Two weeks ago, Lord Tebbit claimed that the "cause of the excess nitrous oxide in the air in this area of Westminster and along the Embankment is those wretched barricades which have been put up by the former mayor.”

The barricades in question were those, “which have been put up in order to assist cyclists – who also get in the way on the main road.”

BikeBiz reports that while enquiring when the Government’s air quality plan is likely to be published, Knight echoed Tebbit’s sentiments.

“Is there not a case — I say this with respect — for making local authorities take into account the congestion effects of their crusade to remove road space in favour of wider pavements and more cycle lanes?
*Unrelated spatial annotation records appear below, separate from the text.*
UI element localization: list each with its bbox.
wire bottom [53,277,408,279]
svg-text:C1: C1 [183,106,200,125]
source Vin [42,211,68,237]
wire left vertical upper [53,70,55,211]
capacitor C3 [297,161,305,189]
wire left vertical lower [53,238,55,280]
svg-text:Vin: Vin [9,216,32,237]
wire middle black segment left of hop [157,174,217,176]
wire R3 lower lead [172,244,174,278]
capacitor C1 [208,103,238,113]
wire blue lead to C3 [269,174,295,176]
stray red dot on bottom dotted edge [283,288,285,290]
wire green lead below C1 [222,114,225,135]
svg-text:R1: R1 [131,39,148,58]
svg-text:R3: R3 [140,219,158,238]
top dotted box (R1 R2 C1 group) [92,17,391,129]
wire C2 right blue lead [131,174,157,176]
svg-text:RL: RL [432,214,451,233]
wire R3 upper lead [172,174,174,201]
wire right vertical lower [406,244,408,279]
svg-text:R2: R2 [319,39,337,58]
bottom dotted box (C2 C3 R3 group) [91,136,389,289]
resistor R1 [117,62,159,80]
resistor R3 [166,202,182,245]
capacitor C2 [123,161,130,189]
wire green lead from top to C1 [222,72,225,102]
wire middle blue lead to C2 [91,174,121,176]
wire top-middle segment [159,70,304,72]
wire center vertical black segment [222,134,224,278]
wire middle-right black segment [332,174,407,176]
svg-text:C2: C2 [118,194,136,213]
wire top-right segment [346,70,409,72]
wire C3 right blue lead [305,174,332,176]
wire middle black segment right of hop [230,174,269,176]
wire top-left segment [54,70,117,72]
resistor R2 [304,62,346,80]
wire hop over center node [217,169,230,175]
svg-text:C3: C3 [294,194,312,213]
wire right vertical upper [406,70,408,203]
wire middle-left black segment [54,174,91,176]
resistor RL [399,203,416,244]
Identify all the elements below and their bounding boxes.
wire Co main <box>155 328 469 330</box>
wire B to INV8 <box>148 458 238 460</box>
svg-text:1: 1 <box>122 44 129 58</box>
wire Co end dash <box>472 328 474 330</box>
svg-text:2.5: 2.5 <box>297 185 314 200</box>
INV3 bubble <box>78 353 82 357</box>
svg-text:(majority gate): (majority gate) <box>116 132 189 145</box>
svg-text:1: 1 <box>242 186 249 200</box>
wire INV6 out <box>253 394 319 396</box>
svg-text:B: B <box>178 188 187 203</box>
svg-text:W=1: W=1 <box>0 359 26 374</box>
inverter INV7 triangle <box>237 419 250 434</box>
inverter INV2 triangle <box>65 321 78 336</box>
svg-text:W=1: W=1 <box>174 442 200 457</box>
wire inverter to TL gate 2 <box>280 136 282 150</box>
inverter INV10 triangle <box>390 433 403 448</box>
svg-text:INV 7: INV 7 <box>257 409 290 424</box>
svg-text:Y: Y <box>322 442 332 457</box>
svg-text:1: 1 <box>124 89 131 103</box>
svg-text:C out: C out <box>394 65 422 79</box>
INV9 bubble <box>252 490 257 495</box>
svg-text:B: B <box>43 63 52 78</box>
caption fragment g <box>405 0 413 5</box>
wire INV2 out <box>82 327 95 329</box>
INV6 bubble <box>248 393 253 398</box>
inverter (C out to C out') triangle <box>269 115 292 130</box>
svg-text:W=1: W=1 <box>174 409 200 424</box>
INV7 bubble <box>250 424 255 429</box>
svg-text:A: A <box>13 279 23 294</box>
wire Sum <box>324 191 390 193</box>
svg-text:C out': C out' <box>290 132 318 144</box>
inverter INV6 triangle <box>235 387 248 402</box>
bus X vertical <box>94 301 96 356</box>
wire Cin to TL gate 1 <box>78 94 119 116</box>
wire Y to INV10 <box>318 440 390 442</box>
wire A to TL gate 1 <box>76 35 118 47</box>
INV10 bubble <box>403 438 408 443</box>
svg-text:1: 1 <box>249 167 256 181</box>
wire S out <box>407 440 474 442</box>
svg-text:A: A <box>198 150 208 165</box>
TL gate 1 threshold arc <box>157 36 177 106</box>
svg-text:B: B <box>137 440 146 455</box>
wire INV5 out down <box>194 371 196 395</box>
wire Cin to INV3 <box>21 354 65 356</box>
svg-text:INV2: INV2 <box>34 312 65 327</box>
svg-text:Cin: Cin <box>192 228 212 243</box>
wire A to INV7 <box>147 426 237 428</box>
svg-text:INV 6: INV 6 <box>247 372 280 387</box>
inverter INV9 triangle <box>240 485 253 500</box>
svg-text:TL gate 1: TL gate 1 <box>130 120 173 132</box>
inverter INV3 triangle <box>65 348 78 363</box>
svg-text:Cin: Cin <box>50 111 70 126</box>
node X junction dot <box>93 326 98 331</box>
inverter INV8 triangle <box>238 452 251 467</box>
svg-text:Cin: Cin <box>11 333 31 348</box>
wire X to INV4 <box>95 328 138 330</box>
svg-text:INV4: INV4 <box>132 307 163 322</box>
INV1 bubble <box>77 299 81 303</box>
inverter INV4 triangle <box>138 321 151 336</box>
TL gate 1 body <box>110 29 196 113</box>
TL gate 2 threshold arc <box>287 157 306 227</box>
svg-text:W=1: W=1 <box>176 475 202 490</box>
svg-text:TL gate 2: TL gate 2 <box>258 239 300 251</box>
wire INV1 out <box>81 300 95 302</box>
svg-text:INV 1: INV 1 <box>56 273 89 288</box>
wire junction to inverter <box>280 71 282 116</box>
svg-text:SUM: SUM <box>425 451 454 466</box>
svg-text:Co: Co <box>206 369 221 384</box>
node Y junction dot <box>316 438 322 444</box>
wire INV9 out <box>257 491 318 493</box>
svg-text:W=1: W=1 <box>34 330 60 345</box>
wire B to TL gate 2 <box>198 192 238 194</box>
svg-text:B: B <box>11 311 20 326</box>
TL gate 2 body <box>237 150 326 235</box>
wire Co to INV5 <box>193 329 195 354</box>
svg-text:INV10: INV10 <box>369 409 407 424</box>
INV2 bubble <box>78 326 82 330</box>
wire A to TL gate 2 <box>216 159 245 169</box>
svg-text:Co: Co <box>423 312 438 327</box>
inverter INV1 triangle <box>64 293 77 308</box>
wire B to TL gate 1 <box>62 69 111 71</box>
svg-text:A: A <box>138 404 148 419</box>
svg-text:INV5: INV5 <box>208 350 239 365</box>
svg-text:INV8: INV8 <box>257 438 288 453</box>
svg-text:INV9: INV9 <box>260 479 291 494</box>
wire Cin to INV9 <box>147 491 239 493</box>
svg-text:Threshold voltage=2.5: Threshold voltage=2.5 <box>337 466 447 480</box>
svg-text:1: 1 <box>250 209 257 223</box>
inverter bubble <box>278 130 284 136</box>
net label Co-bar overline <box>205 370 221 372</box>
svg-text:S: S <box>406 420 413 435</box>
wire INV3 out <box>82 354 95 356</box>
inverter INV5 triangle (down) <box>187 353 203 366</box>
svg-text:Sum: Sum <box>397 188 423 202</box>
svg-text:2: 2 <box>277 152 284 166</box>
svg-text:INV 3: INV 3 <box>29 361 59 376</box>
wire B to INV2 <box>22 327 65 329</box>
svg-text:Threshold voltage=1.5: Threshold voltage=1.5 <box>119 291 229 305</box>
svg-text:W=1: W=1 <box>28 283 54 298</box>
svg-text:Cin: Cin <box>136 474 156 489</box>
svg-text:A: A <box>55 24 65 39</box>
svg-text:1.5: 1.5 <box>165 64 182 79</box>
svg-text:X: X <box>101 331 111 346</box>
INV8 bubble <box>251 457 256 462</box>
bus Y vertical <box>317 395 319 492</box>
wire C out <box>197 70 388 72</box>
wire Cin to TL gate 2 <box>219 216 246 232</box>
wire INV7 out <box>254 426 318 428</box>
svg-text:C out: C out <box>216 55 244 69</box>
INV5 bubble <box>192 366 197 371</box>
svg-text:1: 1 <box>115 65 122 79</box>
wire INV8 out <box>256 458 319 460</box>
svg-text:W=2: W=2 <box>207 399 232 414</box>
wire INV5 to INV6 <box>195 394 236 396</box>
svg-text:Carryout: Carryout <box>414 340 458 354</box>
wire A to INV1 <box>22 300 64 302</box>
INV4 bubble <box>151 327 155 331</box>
“Someone said to me the other day that there are fewer cars entering central London but that pollution is going up. Well, obviously it is going up because pavements have got wider and road space is being turned over to cycle lanes. The Mayor of London cannot have it both ways. If he wishes to reduce air pollution, he and others need to take care when they are seeking to remove highway lanes.”

Knight is a director of H&H Classics Ltd, a classic car auctions company, and also chair of the all-party parliamentary historic vehicles group.

Labour’s Rob Flello is another MP to voice similar concerns. Announcing the launch of a government inquiry into urban congestion in January, he suggested that “loss of tarmac” for cycle lanes could be a major cause of London’s congestion problems.

A 2016 INRIX report into congestion concluded that Transport for London’s £4 billion Road Modernisation Plan, together with the £15 billion Crossrail programme, would ultimately reduce congestion by 20 per cent, characterising the ongoing construction work as “short term pain for long term gain.”